For the Salesforce equivalent, see Claude Code MCP Salesforce. For the broader MCP setup patterns, see the Claude Code sales agent guide. For the underlying CRM hygiene logic, the CRM hygiene playbook covers what an agent should and shouldn't touch.

Authoritative References

For the exact MCP commands and transports, see Anthropic's Claude Code MCP documentation. For HubSpot OAuth scopes and the CRM API rate limits, see the HubSpot OAuth documentation.

Frequently Asked Questions

What is the official HubSpot MCP server URL for Claude Code?

HubSpot publishes a remote MCP endpoint at https://mcp.hubspot.com/anthropic. You add it with claude mcp add --transport http hubspot https://mcp.hubspot.com/anthropic. Authentication runs through OAuth inside the Claude Code session using the /mcp command. There's no API key to paste into a config file, which is the safer pattern. The endpoint and the OAuth flow are documented in HubSpot's developer docs.

What HubSpot scopes does the MCP server need for GTM workflows?

For a read-only workflow (account research, pre-call briefs), you need crm.objects.companies.read, crm.objects.contacts.read, and crm.objects.deals.read. For workflows that write to HubSpot (enrichment, score updates, note logging), add the .write versions of each. For meeting log automation, add crm.objects.meetings.write. The principle: smallest scope that does the job. Don't grant write access to a workflow that only reads.
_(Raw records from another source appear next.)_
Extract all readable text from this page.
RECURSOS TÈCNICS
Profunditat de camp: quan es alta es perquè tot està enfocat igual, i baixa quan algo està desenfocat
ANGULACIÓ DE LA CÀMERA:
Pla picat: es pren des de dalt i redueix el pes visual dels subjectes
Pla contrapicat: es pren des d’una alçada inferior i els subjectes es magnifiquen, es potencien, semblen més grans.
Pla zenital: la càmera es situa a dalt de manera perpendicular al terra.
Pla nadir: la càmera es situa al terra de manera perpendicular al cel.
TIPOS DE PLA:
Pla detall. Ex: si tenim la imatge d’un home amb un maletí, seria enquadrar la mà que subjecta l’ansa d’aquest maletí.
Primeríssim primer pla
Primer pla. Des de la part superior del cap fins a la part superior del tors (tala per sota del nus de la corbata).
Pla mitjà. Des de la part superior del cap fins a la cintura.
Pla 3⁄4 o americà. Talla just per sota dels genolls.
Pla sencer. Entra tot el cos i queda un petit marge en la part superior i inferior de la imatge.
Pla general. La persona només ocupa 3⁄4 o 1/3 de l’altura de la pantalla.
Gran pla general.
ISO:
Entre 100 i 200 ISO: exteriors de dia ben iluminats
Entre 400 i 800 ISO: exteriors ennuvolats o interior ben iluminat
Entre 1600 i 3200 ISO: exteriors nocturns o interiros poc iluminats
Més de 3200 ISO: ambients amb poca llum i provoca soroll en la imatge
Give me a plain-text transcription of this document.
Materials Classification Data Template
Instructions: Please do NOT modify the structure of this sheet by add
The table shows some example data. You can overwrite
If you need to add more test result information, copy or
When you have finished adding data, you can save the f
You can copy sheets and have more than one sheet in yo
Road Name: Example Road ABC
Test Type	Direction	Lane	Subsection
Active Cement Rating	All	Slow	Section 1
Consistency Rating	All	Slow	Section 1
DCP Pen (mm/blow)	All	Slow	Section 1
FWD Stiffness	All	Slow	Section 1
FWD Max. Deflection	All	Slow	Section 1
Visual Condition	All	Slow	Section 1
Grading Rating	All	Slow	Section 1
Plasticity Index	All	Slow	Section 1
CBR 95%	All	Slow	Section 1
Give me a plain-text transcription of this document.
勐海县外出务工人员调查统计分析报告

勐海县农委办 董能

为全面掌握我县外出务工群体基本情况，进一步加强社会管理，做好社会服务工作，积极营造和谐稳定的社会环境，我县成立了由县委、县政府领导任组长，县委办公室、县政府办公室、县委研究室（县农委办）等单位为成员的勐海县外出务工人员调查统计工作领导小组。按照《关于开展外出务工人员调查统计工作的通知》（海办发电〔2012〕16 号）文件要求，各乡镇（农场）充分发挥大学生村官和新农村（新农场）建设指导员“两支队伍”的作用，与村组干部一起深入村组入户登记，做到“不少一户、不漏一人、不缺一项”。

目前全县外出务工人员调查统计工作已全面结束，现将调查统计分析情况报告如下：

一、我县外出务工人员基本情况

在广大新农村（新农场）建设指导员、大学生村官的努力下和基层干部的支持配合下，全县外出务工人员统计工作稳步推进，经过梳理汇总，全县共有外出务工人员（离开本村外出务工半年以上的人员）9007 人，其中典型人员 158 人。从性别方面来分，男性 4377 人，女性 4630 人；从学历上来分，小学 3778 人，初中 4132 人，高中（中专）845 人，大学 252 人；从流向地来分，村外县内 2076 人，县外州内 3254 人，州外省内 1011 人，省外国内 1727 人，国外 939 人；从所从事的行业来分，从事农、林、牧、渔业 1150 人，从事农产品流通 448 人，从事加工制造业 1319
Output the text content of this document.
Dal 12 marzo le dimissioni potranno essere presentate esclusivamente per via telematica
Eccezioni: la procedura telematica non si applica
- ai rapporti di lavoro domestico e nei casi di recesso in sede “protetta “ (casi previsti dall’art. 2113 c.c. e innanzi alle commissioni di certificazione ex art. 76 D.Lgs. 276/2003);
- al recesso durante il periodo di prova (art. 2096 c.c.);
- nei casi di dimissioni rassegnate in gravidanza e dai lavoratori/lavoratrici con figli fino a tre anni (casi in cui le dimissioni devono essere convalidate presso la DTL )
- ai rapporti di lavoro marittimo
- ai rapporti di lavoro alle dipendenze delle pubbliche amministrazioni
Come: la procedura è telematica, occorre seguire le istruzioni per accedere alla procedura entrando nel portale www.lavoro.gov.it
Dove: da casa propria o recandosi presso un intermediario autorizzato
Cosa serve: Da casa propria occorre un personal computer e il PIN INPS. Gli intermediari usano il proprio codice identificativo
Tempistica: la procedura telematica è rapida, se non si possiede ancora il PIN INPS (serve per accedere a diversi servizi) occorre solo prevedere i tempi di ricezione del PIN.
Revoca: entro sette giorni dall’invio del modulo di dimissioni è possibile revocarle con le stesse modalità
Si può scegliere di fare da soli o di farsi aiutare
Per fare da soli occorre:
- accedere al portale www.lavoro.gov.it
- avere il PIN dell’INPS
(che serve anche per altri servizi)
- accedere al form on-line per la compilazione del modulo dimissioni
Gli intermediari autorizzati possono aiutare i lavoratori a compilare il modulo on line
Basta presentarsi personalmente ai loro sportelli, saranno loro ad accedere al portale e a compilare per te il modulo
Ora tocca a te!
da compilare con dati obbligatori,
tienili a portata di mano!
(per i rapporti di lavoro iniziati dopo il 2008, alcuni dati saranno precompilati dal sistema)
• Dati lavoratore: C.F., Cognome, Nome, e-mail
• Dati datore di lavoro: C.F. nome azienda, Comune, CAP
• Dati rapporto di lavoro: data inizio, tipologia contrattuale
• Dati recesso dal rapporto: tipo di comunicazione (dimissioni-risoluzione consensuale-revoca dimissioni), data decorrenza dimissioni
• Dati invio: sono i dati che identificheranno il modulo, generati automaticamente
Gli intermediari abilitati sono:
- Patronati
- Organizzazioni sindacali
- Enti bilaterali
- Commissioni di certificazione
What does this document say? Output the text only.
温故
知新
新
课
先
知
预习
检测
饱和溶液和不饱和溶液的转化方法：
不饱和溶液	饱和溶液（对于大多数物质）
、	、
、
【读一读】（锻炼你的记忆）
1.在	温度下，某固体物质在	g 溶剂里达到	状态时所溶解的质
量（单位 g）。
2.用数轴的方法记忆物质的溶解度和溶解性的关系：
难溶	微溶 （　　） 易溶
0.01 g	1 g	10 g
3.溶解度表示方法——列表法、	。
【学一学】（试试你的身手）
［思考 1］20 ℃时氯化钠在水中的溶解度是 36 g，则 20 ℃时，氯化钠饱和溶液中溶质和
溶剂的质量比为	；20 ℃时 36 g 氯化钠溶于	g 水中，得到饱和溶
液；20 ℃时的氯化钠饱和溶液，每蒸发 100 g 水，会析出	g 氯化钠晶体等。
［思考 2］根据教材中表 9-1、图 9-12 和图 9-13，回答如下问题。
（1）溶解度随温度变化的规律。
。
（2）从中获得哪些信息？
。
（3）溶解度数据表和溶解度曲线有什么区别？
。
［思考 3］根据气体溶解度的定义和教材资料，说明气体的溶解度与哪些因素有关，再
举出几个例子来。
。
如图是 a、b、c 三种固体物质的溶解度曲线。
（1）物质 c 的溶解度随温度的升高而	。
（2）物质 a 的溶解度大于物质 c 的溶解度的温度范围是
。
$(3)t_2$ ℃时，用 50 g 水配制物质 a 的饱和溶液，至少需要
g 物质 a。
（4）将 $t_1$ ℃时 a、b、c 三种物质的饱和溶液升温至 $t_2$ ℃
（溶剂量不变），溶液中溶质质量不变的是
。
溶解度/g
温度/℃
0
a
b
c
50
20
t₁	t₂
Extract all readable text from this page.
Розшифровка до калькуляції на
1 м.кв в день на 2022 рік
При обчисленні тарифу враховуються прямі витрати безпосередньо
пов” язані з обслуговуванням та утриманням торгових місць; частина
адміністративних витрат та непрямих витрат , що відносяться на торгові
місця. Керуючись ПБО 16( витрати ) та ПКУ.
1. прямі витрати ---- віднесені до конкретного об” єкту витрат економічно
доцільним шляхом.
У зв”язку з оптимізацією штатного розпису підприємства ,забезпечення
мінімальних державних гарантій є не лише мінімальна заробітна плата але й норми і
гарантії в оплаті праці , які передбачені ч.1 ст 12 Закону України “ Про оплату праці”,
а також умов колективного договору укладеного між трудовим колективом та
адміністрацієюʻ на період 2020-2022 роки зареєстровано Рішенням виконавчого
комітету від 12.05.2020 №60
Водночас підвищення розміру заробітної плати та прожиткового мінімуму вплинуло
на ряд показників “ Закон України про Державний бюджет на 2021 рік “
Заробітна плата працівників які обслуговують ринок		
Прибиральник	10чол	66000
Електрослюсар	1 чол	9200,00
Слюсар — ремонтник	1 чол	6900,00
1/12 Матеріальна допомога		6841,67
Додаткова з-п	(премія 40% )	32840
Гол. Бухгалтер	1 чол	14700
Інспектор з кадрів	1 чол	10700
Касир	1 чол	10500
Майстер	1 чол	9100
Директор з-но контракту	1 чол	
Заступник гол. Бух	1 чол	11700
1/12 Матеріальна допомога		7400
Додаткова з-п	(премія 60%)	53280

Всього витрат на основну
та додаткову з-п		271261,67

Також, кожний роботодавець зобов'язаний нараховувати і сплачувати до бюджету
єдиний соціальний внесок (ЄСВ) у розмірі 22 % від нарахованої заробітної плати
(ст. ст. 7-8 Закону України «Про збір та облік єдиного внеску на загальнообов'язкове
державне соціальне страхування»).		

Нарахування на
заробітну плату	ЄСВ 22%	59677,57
Can Claude Code write contact properties through the HubSpot MCP server?

Yes, when the OAuth scope includes write access. The MCP server exposes the standard CRM object operations: create, update, and search across contacts, companies, and deals. The agent calls these through the MCP interface the same way it calls any other tool. The most common GTM use case is updating a custom property (ICP score, last enrichment date, AI-generated summary) based on agent output.

How do I limit which HubSpot fields the agent can read or write?

Two layers. The HubSpot OAuth scope is the first. It controls which object types and operations the agent can touch at the API level. The second layer is in your prompt or your hook: explicitly list the properties the agent is allowed to read and write. A PreToolUse hook can reject any write to a property not on your allow list. This matters because a permissive OAuth scope plus a vague prompt can let the agent update fields you didn't expect.

What's the most common failure mode when wiring Claude Code to HubSpot?

Hitting the API rate limit on a batch run. HubSpot's standard API rate limit is 100 requests per 10 seconds for most operations. An agent processing 500 contacts with multiple property reads per contact will trip it within the first batch. The fix is two-fold: batch reads using HubSpot's batch endpoints (which the MCP server should expose), and add exponential backoff with a hard ceiling in your prompt. The second-most-common failure is OAuth tokens expiring mid-run, which the /mcp command refreshes if you let it.